Eigenstrain-based reduced order homogenization models for polycrystal plasticity: addressing scalability
Document typeConference report
Rights accessOpen Access
In this manuscript, accelerated, sparse and scalable eigenstrain-based reduced order homogenization models have been developed for computationally eﬃcient multiscale analysis of polycrystalline materials.
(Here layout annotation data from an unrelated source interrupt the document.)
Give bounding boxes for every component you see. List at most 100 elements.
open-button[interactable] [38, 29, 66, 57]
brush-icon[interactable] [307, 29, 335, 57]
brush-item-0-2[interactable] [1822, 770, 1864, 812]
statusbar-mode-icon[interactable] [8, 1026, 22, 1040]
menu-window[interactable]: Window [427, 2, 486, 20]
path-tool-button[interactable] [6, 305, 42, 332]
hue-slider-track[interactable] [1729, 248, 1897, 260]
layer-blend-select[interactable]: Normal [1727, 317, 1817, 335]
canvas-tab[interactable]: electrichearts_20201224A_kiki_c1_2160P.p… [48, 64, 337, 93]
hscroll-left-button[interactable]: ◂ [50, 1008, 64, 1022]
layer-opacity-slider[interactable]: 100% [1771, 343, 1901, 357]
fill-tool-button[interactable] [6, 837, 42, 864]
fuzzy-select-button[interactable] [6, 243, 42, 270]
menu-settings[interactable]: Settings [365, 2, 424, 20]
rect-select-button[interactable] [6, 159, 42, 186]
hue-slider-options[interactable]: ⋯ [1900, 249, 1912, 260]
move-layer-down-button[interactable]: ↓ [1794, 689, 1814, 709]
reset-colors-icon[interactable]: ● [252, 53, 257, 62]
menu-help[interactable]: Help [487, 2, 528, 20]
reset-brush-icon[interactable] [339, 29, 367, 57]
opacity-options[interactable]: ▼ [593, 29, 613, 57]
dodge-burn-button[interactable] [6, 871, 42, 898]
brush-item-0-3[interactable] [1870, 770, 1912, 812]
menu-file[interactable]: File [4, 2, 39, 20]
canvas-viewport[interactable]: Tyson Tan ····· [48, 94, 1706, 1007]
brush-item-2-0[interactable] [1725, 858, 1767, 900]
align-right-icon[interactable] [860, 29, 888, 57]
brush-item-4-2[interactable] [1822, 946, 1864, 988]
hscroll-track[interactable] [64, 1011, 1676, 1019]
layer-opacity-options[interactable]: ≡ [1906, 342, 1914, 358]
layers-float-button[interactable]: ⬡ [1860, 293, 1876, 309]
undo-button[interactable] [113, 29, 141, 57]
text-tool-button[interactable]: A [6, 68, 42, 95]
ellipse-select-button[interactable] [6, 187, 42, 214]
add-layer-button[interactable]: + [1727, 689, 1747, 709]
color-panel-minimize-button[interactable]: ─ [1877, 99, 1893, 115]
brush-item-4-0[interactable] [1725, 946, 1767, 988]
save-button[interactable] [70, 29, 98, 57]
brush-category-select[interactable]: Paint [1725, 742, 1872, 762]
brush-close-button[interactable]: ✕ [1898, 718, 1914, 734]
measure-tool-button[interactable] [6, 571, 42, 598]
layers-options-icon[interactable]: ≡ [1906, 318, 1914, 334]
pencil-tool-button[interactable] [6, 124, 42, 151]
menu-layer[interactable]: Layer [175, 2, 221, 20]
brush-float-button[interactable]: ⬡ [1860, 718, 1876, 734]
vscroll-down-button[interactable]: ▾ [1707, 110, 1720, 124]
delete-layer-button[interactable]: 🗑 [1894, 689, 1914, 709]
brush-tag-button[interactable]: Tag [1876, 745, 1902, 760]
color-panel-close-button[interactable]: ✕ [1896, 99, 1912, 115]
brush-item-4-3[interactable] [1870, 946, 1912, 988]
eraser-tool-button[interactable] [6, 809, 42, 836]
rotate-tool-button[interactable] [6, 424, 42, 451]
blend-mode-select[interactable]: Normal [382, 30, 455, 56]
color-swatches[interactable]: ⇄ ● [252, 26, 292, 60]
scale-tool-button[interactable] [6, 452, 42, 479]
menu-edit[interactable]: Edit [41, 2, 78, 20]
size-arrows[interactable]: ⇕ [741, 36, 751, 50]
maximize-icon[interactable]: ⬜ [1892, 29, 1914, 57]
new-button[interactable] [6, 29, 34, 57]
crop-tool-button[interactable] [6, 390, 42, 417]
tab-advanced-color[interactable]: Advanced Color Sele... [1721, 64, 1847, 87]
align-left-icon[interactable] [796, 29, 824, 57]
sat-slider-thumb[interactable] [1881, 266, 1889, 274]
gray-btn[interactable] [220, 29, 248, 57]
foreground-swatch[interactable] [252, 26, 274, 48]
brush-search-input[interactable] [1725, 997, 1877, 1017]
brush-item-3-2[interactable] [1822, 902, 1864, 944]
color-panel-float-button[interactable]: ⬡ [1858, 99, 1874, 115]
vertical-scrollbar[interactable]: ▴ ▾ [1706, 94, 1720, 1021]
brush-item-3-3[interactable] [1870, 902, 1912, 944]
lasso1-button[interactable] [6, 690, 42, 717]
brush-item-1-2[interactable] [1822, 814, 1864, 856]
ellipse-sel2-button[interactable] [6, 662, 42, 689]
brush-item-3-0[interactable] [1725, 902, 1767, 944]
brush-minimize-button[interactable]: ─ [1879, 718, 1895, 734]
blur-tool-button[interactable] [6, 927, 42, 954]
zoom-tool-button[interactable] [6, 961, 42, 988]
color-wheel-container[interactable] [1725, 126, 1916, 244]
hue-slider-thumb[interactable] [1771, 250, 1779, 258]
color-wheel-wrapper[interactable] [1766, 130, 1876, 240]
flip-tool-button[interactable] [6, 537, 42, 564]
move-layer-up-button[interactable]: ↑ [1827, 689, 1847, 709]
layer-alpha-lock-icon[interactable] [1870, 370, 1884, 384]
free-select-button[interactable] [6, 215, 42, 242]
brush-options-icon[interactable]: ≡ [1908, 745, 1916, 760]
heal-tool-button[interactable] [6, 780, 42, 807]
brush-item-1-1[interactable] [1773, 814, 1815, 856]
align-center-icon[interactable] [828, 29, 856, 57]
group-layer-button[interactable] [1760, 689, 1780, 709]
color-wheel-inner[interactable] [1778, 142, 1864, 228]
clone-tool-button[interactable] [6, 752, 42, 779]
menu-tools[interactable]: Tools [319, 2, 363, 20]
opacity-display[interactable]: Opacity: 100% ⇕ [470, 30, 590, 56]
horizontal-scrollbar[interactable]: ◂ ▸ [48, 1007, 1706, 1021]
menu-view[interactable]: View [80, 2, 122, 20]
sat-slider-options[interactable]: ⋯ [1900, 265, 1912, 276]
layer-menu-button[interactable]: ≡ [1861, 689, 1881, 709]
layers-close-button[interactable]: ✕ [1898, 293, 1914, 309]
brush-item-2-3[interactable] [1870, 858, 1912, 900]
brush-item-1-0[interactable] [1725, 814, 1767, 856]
The proposed model is based on the eigenstrain based reduced order homogenization (EHM) approach, which takes the concept of transformation ﬁeld theory that pre-computes certain microscale information and considers piece-wise constant inelastic response within partitions (e.g., grains) of the microstructure for model order reduction.The acceleration is achieved by introducing sparsity into the linearized reduced order system through selectively considering the interactions between grains based on the idea of grain clustering. The proposed approach results in a hierarchy of reduced models that recovers original EHM, when full range of interactions are considered, and degrades to the Taylor model, when all grain interactions are neglected. The resulting sparse system is solved eﬃciently using both direct and iterative sparse solvers, both of which show signiﬁcant eﬃciency improvements compared to the full EHM. A layer-by-layer neighbor grain clustering scheme is proposed and implemented to deﬁne ranges of grain interactions. Performance of the proposed approach is evaluated by comparison with the original full EHM and crystal plasticity ﬁnite element (CPFE) simulations.